– А нечего тут думать, – угрюмо отозвался я. – Я присягу принимал. И вы ведь тоже…
– Принимали, – сказал Комод. – Только кто ж виноват, что нас запихнули в ситуевину, когда присягу, хоть ты лоб себе разбей, не выполнишь? Честное слово, мы б с Тарасом и в мыслях не держали до дому подаваться… Если б были окопы, где все б сидели, да с пушками и пулеметами, да с танками, да с «ястребками» в небе. Только не получилось никаких окопов. Танков на обочинах видели с дюжину – и все они не немцами спаленные, а танкистами брошенные, целехонькие. «Ястребок» видали только один, и тут же на него немцев штук несколько навалилось, враз запалили… Слаб оказался Иосиф Виссарионович, все пшиком обернулось… Значит, не идешь? Ну, сам себе дорогу выбрал, нечего тут речи разводить… Тарас, прихвати жаренину, только лейтенанту кусок оставь, чтобы ноги не волочил…

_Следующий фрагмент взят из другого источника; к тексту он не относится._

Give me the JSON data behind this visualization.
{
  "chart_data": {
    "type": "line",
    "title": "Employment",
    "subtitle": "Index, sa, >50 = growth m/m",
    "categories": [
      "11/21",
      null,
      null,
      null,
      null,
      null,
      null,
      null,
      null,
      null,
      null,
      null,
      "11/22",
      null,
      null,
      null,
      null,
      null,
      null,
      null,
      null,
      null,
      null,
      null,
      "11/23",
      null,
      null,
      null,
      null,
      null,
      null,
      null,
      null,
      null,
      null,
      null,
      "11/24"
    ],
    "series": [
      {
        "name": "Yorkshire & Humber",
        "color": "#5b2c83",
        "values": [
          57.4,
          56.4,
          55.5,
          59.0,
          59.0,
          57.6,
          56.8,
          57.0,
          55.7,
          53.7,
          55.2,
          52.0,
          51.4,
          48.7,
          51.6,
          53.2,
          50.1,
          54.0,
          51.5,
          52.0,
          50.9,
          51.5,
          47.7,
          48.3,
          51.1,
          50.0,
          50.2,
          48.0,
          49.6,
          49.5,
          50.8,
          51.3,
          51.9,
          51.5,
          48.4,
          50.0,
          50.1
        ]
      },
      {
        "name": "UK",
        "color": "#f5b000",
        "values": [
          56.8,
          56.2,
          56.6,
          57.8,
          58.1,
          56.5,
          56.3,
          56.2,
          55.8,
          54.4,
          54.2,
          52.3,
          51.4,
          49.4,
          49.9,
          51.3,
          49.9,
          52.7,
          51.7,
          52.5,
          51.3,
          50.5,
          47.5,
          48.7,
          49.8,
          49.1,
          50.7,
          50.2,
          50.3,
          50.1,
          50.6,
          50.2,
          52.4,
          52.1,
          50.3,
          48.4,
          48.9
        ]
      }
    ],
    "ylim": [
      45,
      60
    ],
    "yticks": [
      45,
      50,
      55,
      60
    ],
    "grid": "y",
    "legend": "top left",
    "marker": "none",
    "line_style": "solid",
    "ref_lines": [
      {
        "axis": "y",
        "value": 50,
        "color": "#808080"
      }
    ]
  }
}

Молодой, придерживая одной рукой направленную на меня винтовку, присел на корточки, снял прут с рогулек и переправил гусятину в противогазную сумку. Комод сказал спокойно:
– Ну, не поминай лихом, лейтенант…
Оба отступили в чащу, вполоборота, держа меня на мушке, – и, когда пропали с глаз, судя по треску веток и кустарника, припустили бегом, чтобы оказаться от меня подальше. Я не шелохнулся. Бесполезно было. Даже вспыхни у меня желание догнать их и всадить по пуле за нарушение присяги и дезертирство, к тому же с боевым оружием, – где их искать, и пытаться нечего. Говорится же, что у беглеца сто дорог, а у погони – одна…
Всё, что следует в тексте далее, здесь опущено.